Recently a friend let me borrow John Medina's book Brain Rules (a great read, by the way) and one thing that struck me was Medina's comment that during the period of the greatest evolution and adaptation of the brain, humans were walking 12 miles a day--- okay, guys, that is quite a hike. One of the hardest physical challenges I ever undertook was to hike about 12 miles down and up the Grand Canyon. And when I got back I had to lie prone on a bed sipping from a straw for about 2 hours. Twelve miles a day! And we wonder why kids have trouble concentrating! Their bodies are not doing (and can't do) what they were made to do, and their brains are wallowing in inactivity.

This winter at the National Title One Conference in Washington, D.C., I heard Disney's American teacher of the Year, Ron Clark, describe the vision and mission of his Ron Clark Academy in Atlanta. Guess what? Key to everything they do is movement! They dance, sing, do hand motions, slide on slides and shimmy down ropes while they learn..... Yes, this is hard to "manage," no doubt. Kids may get hurt or become "too loud and boisterous" or oh my gosh, PLAY. (Wait, wasn't that one of Pink's conceptual senses that are most valued today? A sense of play, of activity, of creativity-- the mind and body working together?) But we have to stop viewing schools as places designed for adults and begin designing them for students. (And I think I know quite a few teachers who would enjoy the fun as well.)

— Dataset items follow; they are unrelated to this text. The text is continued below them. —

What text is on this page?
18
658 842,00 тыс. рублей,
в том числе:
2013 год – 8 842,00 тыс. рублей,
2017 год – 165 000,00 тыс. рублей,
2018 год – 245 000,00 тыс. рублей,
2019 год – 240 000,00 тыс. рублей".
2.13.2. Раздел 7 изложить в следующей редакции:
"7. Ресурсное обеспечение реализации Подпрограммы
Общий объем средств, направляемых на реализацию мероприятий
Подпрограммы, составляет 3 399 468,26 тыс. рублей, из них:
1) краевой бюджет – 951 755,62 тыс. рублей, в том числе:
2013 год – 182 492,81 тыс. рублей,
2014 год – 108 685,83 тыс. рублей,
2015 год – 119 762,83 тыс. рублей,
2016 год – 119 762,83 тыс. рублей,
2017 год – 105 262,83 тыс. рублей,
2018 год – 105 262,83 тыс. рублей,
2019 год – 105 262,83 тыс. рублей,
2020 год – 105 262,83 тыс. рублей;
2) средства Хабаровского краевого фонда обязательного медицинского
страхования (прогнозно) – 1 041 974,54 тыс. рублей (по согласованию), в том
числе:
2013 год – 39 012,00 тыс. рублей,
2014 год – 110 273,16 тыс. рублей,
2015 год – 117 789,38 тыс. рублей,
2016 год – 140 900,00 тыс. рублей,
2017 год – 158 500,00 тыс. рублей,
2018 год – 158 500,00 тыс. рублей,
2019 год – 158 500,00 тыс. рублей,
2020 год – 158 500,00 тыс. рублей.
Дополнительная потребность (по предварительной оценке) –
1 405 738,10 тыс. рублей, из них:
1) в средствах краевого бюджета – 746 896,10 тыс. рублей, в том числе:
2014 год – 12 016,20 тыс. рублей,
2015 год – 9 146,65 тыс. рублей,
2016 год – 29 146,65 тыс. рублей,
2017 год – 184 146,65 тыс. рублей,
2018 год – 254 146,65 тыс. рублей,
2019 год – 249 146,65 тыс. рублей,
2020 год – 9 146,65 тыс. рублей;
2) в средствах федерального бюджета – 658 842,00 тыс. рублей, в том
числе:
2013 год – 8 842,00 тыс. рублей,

So the "brain"school must have plenty of opportunity for physical play-- indoors and out-- and not just typical competive sports-- let's include slides, swings, ropes, treadmills... what if students walked on treadmills as they worked on the computer or discussed issues, as many creative people do as they work?

I just got a vision of  Jeremy Piven as "Ari Gold" on  HBO's Entourage, talking on his phone, making deals...WALKING or RIDING his stationary bike or on the treadmill... creative people MOVE.